Too many of them died in the metre-high floods brought on by
Cyclone Nargis, because their hair got entangled in tree branches, or
were strangled by their own hair as it wrapped around their neck.
Whether that is true or not is hard to verify. But hundreds of
thousands were traumatised by the worst natural catastrophe the
country has ever seen.
More than 138,000 lives were lost during the cyclone in May, and
some 2.4 million people lost their belongings, while about 800,000
homes were destroyed.
The world community reacted with outrage over the heartlessness
of Myanmar's military regime, which delayed deployment of troops to
the affected area so they could instead conduct a highly criticized
public referendum on the country's constitution.
Thousands of foreign relief workers were stranded outside the
country's borders because the paranoid regime denied them entry
visas.
Now, six months after the disaster, life is improving all over the
delta.
The next rice harvest is due, families are able again to feed
themselves, and field work provides income opportunities.
'The situation is now under control,' said Chris Kaye, a
representative of the World Food Programme (WFP) in Yangon.
'While we still have to provide food for 740,000 people, we hope
to reduce this figure to about half after the upcoming harvest has
been brought in,' he added.
But relief aid is still lacking in some remote regions to this
day.
'Many families in remote areas of the Irrawaddy delta still only
live in badly repaired huts, and children are malnourished and
sick,' said Helga Stamm-Berg of the non-governmental relief
organization World Vision.
But in its hour of greatest need and largely cut off from foreign
aid, Myanmar's society has showed enormous selflessness, compassion
and resilience.
'It was an incredible solidarity. My neighbour sold his wife's
jewelry, bought drinking water and noodles with the money and simply
started distributing the goods,' recounted a woman in Yangon.
'A unique culture of solidarity emerged during the cyclone's
aftermath' agreed Kaye.
'People not only raised some money for the cyclone's survivors and
then moved on, but they deployed all their resources for weeks and
months,' he explained.
Only four long weeks after the disaster and only after numerous
appeals by the United Nations did the junta finally open the country
to large-scale foreign aid.
Since then, a plethora of foreign relief organizations has
started working in Myanmar.
They build schools and latrines, pump salt water out of
contaminated pools, educate farmers about new farming methods and
bring new working animals and livestock into the country.
Still, Kaye estimates that the impending rice harvest of some 8
million tons will be about one third smaller than the usual yield.
'Due to the disaster the rice paddies could only be planted four
to six weeks later than normal,' said Klaus Lohmann of Germany's
Welthungerhilfe (World Hunger Aid), who currently is in Myanmar
together with 60 co-workers.
Then the paddies were invaded by freshwater crabs who started
eating the young rice plants.
'The crabs come every year, but usually the plants are already
stronger and less vulnerable by that time,' he explained, adding
that in some areas up to one quarter of paddies were lost to crabs.
Vocal outrage against the delayed aid from the military
government has been heard nowhere.
'The cyclone was the best thing that could have happened to the
junta,' said a local journalist in Yangon.
'After Nargis nobody had time to become outraged, and today the
junta has consolidated its power more securely than ever before,' he
told Deutsche Presse-Agentur dpa on condition of anonymity.
A former political prisoner even defended the ruling generals.
'US first lady Laura Bush called the disaster an opportunity for
a possible regime change, and then foreign warships appeared off
Myanmar's coast allegedly carrying relief goods.

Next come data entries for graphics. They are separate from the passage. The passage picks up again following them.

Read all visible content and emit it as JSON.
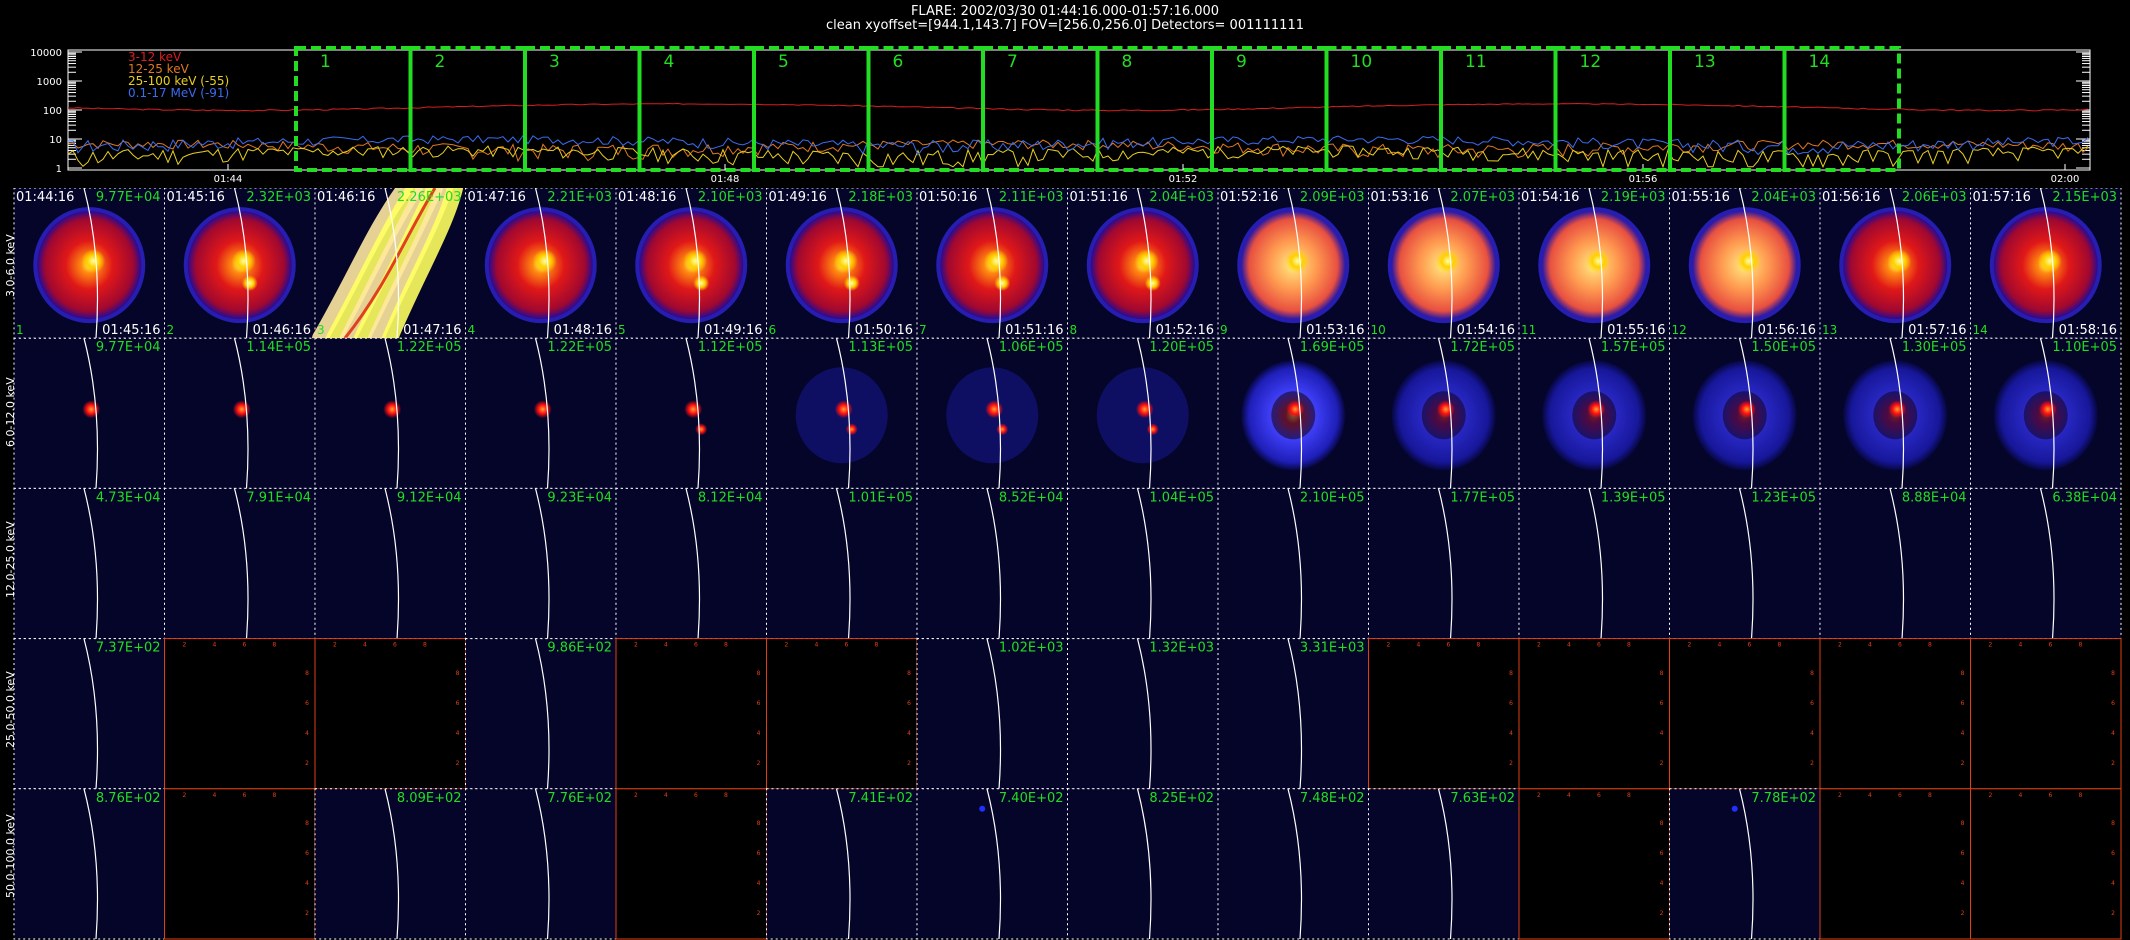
{
  "header": {
    "title": "FLARE: 2002/03/30 01:44:16.000-01:57:16.000",
    "subtitle": "clean    xyoffset=[944.1,143.7]     FOV=[256.0,256.0]     Detectors= 001111111"
  },
  "lightcurve": {
    "y_ticks": [
      "10000",
      "1000",
      "100",
      "10",
      "1"
    ],
    "x_ticks": [
      "01:44",
      "01:48",
      "01:52",
      "01:56",
      "02:00"
    ],
    "legend": [
      {
        "label": "3-12 keV",
        "color": "#d81e1e"
      },
      {
        "label": "12-25 keV",
        "color": "#e07820"
      },
      {
        "label": "25-100 keV (-55)",
        "color": "#e8d020"
      },
      {
        "label": "0.1-17 MeV (-91)",
        "color": "#3a6cf0"
      }
    ],
    "intervals": [
      "1",
      "2",
      "3",
      "4",
      "5",
      "6",
      "7",
      "8",
      "9",
      "10",
      "11",
      "12",
      "13",
      "14"
    ],
    "interval_color": "#22dd22"
  },
  "rows": [
    {
      "label": "3.0-6.0 keV",
      "maxima": [
        "9.77E+04",
        "2.32E+03",
        "2.26E+03",
        "2.21E+03",
        "2.10E+03",
        "2.18E+03",
        "2.11E+03",
        "2.04E+03",
        "2.09E+03",
        "2.07E+03",
        "2.19E+03",
        "2.04E+03",
        "2.06E+03",
        "2.15E+03"
      ]
    },
    {
      "label": "6.0-12.0 keV",
      "maxima": [
        "9.77E+04",
        "1.14E+05",
        "1.22E+05",
        "1.22E+05",
        "1.12E+05",
        "1.13E+05",
        "1.06E+05",
        "1.20E+05",
        "1.69E+05",
        "1.72E+05",
        "1.57E+05",
        "1.50E+05",
        "1.30E+05",
        "1.10E+05"
      ]
    },
    {
      "label": "12.0-25.0 keV",
      "maxima": [
        "4.73E+04",
        "7.91E+04",
        "9.12E+04",
        "9.23E+04",
        "8.12E+04",
        "1.01E+05",
        "8.52E+04",
        "1.04E+05",
        "2.10E+05",
        "1.77E+05",
        "1.39E+05",
        "1.23E+05",
        "8.88E+04",
        "6.38E+04"
      ]
    },
    {
      "label": "25.0-50.0 keV",
      "maxima": [
        "7.37E+02",
        "",
        "",
        "9.86E+02",
        "",
        "",
        "1.02E+03",
        "1.32E+03",
        "3.31E+03",
        "",
        "",
        "",
        "",
        ""
      ]
    },
    {
      "label": "50.0-100.0 keV",
      "maxima": [
        "8.76E+02",
        "",
        "8.09E+02",
        "7.76E+02",
        "",
        "7.41E+02",
        "7.40E+02",
        "8.25E+02",
        "7.48E+02",
        "7.63E+02",
        "",
        "7.78E+02",
        "",
        ""
      ]
    }
  ],
  "start_times": [
    "01:44:16",
    "01:45:16",
    "01:46:16",
    "01:47:16",
    "01:48:16",
    "01:49:16",
    "01:50:16",
    "01:51:16",
    "01:52:16",
    "01:53:16",
    "01:54:16",
    "01:55:16",
    "01:56:16",
    "01:57:16"
  ],
  "end_times": [
    "01:45:16",
    "01:46:16",
    "01:47:16",
    "01:48:16",
    "01:49:16",
    "01:50:16",
    "01:51:16",
    "01:52:16",
    "01:53:16",
    "01:54:16",
    "01:55:16",
    "01:56:16",
    "01:57:16",
    "01:58:16"
  ],
  "panel_numbers": [
    "1",
    "2",
    "3",
    "4",
    "5",
    "6",
    "7",
    "8",
    "9",
    "10",
    "11",
    "12",
    "13",
    "14"
  ],
  "empty_axis_ticks": [
    "2",
    "4",
    "6",
    "8"
  ],
  "colors": {
    "label_green": "#22dd22",
    "axis_orange": "#e04010",
    "limb": "#ffffff",
    "dark_blue": "#05052a"
  }
}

One really couldn't
blame the generals for becoming suspicious,' he said.
Some of the foreign aid workers in the country also speak with
respect for the junta.
'One thing became clear: The government is not a monolithic
block,' said one of them who often has to deal with high-ranking
officials about aid programmes.
'Some of them recognise that the country can profit from
cooperating with the international community. But between these
technocrats and the leading generals there still exists a concrete
wall several metres thick,' he admitted.